The 36-hectare refuge was founded by Juan Carlos, who is a role model in conservation to many underprivileged children in Bolivia. Juan Carlos was recently named as one of The Planet’s Heroes by Jane Goodall for his work with animals, the environment and children.
IWY rescues birds, monkeys, wild cats, and other small animals from markets, circuses, private homes, and other abusive situations and brings them to the refuge for rehabilitation and possible release back into the wild.
The refuge is run by Tania Baltazar, several permanent Bolivian volunteers, and with the help of other volunteers who are there for 2 weeks to several months at a time. There is a vet’s office on site, with a veterinarian and a couple of interns as well. The cafe (below) serves food just for the volunteers, and they serve only vegetarian food! :)
I spent two weeks volunteering there exactly two years ago, and my mind has been wandering back there very often this week. I spent that time entirely in the monkey quarantine, which had 40 monkeys at the time - capuchins, and a few spider monkeys and squirrel monkeys as well.
It was my first time doing something like this, and was very educational and interesting. So I thought a post about them would be the best way to celebrate this anniversary!

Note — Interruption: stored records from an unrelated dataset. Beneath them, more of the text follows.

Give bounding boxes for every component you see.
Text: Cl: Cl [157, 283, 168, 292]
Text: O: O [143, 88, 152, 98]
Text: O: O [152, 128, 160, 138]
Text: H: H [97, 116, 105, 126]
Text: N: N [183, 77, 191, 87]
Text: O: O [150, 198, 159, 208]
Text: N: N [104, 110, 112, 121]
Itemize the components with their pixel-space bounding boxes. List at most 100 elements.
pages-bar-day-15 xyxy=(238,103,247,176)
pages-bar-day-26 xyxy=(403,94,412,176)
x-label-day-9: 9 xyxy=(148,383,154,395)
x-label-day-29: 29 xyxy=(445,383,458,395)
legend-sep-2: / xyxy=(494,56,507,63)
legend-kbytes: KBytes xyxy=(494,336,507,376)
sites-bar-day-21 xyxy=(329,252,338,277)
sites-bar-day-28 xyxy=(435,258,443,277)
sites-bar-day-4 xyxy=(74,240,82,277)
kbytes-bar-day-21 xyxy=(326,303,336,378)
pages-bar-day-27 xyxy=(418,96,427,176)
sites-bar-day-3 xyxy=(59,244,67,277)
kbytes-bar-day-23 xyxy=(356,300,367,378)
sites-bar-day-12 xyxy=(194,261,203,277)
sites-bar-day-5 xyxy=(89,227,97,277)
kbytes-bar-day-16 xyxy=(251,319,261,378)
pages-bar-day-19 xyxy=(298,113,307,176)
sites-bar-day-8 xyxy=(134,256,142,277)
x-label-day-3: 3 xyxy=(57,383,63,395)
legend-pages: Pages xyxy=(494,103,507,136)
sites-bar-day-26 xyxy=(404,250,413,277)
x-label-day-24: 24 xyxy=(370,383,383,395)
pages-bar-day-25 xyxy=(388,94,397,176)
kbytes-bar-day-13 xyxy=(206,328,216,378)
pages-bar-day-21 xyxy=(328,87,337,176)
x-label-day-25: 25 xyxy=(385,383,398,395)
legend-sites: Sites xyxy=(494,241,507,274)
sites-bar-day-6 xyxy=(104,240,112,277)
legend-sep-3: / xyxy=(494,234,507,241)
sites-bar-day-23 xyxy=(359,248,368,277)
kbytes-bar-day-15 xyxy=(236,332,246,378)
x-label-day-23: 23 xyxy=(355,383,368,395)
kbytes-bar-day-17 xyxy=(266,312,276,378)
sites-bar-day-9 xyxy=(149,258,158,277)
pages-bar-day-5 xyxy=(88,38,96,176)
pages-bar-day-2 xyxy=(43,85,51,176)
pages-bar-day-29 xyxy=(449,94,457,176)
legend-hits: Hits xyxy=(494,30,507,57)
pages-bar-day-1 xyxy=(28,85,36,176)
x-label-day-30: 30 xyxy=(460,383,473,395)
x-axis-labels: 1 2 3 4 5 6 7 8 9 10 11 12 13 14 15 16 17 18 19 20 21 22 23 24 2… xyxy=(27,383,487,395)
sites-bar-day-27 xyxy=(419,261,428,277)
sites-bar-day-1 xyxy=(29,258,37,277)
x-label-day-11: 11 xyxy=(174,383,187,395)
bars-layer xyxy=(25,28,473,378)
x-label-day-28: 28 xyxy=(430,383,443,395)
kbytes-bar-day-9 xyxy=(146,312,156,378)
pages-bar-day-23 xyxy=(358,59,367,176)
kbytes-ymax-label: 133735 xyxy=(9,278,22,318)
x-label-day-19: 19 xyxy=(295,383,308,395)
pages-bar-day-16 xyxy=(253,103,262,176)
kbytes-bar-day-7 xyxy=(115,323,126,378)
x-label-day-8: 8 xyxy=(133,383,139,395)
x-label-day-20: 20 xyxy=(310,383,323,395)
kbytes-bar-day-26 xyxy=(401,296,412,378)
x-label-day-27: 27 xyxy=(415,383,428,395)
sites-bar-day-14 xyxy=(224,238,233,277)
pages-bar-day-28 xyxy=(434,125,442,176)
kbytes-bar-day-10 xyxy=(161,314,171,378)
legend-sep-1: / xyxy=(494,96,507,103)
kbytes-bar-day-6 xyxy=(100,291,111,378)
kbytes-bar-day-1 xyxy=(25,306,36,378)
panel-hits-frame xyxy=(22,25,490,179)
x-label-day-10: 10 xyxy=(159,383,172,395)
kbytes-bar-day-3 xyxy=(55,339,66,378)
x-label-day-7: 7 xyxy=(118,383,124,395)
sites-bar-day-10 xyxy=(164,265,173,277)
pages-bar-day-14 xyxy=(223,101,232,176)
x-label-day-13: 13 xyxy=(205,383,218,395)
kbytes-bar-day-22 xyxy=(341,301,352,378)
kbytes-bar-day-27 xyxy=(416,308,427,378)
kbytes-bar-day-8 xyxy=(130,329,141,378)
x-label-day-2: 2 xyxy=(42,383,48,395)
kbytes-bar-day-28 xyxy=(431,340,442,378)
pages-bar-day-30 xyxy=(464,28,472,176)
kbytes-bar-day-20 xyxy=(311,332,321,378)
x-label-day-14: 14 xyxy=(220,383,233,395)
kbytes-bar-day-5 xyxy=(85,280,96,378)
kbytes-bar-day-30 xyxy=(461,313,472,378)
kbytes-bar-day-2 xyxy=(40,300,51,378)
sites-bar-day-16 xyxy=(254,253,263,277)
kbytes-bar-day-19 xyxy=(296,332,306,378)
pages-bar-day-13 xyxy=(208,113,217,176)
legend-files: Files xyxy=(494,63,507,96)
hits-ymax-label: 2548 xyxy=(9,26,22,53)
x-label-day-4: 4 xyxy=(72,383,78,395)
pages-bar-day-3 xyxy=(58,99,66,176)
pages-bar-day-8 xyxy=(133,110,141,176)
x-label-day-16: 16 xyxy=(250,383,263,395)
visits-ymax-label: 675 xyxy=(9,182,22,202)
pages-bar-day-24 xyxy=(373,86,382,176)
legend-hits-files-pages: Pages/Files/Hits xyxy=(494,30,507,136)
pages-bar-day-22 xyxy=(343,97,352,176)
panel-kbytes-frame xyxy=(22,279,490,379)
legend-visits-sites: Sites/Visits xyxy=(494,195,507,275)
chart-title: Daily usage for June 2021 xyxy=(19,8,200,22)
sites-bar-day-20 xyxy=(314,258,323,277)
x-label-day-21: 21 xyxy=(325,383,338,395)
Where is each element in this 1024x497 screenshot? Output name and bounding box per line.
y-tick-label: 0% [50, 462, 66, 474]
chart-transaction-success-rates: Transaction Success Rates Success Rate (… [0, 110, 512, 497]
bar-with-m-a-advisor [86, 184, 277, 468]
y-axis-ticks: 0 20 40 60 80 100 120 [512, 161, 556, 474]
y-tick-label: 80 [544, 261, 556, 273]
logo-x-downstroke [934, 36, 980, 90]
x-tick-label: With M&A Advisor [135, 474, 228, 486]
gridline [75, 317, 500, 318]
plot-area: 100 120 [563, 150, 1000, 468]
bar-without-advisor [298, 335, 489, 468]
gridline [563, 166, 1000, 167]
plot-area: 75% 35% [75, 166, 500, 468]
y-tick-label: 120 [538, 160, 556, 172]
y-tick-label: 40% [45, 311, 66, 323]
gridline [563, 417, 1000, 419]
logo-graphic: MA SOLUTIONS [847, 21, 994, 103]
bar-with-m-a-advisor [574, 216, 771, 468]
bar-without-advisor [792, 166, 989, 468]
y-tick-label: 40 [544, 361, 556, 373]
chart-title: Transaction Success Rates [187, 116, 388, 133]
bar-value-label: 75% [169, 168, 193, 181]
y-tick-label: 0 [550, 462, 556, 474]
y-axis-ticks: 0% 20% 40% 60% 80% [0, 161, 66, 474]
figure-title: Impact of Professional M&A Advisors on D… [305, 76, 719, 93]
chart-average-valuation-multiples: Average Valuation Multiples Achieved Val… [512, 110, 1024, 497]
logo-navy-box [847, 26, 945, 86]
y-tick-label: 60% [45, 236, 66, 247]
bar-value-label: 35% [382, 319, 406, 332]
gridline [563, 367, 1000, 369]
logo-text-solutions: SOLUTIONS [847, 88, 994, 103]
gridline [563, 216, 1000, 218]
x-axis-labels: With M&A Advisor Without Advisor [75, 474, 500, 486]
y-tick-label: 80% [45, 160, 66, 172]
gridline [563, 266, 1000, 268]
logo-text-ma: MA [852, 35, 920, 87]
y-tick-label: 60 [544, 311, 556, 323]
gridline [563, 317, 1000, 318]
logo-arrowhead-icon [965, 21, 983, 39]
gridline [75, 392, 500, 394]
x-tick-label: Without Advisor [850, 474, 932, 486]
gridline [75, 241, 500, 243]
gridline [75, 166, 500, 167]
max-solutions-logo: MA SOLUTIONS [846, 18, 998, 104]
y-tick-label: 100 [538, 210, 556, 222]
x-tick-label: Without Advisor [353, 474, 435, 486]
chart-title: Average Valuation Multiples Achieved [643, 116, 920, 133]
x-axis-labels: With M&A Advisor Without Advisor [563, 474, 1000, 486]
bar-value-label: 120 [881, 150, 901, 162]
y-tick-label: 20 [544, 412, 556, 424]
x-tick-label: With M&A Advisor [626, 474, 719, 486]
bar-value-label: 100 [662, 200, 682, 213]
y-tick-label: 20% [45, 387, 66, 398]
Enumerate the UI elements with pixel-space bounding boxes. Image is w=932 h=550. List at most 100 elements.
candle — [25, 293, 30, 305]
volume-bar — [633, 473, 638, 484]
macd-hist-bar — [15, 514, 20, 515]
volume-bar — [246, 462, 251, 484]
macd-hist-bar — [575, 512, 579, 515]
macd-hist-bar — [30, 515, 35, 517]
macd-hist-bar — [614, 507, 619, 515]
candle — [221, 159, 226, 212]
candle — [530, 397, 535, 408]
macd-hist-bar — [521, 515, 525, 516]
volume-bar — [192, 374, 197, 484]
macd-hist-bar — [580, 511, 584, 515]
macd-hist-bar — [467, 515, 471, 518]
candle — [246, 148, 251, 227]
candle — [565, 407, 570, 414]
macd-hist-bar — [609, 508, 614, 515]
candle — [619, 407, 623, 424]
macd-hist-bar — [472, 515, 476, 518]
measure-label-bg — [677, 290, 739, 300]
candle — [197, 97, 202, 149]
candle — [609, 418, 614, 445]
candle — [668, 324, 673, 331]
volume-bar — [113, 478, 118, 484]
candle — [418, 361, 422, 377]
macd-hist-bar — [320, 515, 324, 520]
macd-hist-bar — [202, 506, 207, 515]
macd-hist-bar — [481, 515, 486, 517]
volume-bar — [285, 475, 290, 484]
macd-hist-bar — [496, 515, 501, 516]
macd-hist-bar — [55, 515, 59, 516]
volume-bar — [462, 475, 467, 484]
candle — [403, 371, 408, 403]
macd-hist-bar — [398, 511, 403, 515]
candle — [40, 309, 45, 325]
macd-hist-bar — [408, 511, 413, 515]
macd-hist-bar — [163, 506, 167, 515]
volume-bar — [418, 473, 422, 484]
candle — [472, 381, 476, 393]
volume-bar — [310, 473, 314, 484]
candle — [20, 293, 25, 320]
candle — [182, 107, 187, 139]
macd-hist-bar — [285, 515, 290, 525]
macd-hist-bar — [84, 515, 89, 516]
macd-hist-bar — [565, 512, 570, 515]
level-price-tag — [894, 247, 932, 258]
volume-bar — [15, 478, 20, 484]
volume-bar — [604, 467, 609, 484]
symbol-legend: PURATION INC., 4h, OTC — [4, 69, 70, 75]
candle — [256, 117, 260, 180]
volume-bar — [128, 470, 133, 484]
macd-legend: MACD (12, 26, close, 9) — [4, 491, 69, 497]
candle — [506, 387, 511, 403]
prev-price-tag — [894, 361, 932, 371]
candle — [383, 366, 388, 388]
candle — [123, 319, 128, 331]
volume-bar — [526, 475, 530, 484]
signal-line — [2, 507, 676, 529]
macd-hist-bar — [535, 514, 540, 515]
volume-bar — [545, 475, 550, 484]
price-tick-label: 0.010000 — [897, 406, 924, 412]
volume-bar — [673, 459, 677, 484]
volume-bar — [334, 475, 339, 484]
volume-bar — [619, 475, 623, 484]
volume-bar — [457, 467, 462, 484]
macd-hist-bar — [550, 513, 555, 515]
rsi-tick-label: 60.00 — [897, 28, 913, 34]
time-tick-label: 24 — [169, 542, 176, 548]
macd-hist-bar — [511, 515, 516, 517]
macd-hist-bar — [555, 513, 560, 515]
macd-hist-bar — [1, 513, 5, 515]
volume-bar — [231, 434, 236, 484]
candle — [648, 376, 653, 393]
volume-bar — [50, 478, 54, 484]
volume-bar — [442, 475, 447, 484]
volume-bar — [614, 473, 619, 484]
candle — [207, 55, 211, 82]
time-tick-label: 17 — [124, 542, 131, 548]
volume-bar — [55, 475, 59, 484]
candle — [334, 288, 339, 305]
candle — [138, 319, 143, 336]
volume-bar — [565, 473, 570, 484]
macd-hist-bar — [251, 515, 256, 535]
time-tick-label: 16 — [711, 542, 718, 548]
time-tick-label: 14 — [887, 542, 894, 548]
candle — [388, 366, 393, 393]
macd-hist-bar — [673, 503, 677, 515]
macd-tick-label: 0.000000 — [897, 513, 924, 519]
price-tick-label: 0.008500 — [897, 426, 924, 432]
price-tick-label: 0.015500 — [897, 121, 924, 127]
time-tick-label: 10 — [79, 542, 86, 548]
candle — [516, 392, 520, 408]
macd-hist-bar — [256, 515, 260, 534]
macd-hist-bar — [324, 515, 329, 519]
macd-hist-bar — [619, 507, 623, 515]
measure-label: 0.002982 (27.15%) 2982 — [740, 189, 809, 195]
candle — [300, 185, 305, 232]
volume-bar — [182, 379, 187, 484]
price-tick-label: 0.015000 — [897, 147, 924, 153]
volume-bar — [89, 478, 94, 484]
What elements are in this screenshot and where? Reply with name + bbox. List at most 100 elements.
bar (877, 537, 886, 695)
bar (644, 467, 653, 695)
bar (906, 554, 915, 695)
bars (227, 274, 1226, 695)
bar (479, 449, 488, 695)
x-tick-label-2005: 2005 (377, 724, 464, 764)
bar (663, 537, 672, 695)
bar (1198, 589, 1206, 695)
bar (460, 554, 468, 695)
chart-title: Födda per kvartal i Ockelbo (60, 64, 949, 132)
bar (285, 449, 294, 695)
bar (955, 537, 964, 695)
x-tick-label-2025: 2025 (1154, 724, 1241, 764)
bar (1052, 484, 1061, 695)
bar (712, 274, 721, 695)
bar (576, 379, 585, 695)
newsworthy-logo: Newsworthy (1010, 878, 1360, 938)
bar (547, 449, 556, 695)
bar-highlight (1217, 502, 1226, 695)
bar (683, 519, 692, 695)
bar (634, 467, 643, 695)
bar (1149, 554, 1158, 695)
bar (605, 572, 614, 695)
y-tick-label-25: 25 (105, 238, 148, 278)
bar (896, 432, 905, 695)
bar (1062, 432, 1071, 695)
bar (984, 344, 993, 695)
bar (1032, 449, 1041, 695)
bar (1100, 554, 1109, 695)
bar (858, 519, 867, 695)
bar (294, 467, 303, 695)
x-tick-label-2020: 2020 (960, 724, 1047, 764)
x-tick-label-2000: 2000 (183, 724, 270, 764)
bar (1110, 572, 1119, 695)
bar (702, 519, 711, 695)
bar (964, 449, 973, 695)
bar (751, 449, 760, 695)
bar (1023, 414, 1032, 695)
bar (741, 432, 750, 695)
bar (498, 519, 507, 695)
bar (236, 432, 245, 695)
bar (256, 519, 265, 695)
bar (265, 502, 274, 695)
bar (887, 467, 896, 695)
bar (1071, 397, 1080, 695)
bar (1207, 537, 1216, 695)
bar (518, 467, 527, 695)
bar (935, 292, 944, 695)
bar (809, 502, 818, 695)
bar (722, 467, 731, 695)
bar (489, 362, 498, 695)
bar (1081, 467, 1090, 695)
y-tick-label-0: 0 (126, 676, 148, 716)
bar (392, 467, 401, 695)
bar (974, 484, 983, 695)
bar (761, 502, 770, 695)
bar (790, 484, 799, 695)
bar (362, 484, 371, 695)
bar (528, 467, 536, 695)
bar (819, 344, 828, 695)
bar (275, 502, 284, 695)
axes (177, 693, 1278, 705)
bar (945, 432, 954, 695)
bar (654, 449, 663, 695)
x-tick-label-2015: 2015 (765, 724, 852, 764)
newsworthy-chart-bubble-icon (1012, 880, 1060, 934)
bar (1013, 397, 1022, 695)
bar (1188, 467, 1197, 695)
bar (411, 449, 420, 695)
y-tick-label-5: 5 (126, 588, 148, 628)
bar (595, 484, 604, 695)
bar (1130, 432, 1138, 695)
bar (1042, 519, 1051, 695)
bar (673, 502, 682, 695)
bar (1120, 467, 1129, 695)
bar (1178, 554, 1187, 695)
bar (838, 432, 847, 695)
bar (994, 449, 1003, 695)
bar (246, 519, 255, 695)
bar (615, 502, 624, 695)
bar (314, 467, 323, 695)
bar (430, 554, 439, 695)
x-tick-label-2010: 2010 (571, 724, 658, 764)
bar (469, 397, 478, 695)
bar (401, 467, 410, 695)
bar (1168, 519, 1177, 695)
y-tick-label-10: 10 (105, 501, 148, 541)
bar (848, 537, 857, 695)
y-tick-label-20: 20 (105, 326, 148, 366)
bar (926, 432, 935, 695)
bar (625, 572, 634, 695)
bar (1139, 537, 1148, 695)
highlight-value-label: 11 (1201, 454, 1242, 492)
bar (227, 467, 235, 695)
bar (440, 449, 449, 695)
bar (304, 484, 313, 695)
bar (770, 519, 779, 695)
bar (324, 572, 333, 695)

Capuchin monkeys were the most numerous in the quarantine area, and they each had their own individual personality. I could tell them apart within a couple of days!
Cola was the sweetest one - pretty and happy, she loved people. Would smile wide and ask to be picked up as soon as anyone came near. Very hard to resist that!
Miel was the most intelligent one. She could untie ropes and shoelaces, wash clothes and learn all kinds of things really quickly.
Cici was the baby - her mother had died and since volunteers typically stayed 2 weeks, she had to keep readjusting to a new "mother" every two weeks. Poor little thing. I heard that a baby had died in the quarantine area after I left, and I try not to think about it because that could be Cici.
Aley was the mother-figure to several younger monkeys, but a mother who would steal everyone else's food!
Claudio came down to the rain forest from cold cold La Paz, and slept a lot at the beginning.
Bimba was new too, and a little apprehensive. Licking calmed him down!
Aturo was very inquisitive and loved to run away and be found - it was a game!
Baska was a silly girl - she fell in love with one of the male volunteers and got really jealous and coquettish! It was hilarious. Here she is, smiling at him and flirting.
The quarantine had three spider monkeys, and Patricio here was the most needy one. He had diarrhea the whole time and was really smelly, but loved to cuddle, so it was a tough one!
The little squirrel monkeys were so cute! They liked to nibble grass, and all you had to do was pluck some out and hand it to them and they would stay occupied for a while.
I miss these little ones quite a bit, and wonder often about what's happened to them since I left. Since very little news can be obtained, it makes it harder ... but the experience was definitely one to cherish!
While I was there, I saw truckloads of felled trees going out of the rain forest. Habitat for these precious monkeys is disappearing rapidly. Even small, under-funded refuges like this one are crammed with rescued monkeys, pumas, jaguars, exotic birds and more. Unless deforestation is stopped, there will soon be nowhere to release them after rehabilitation.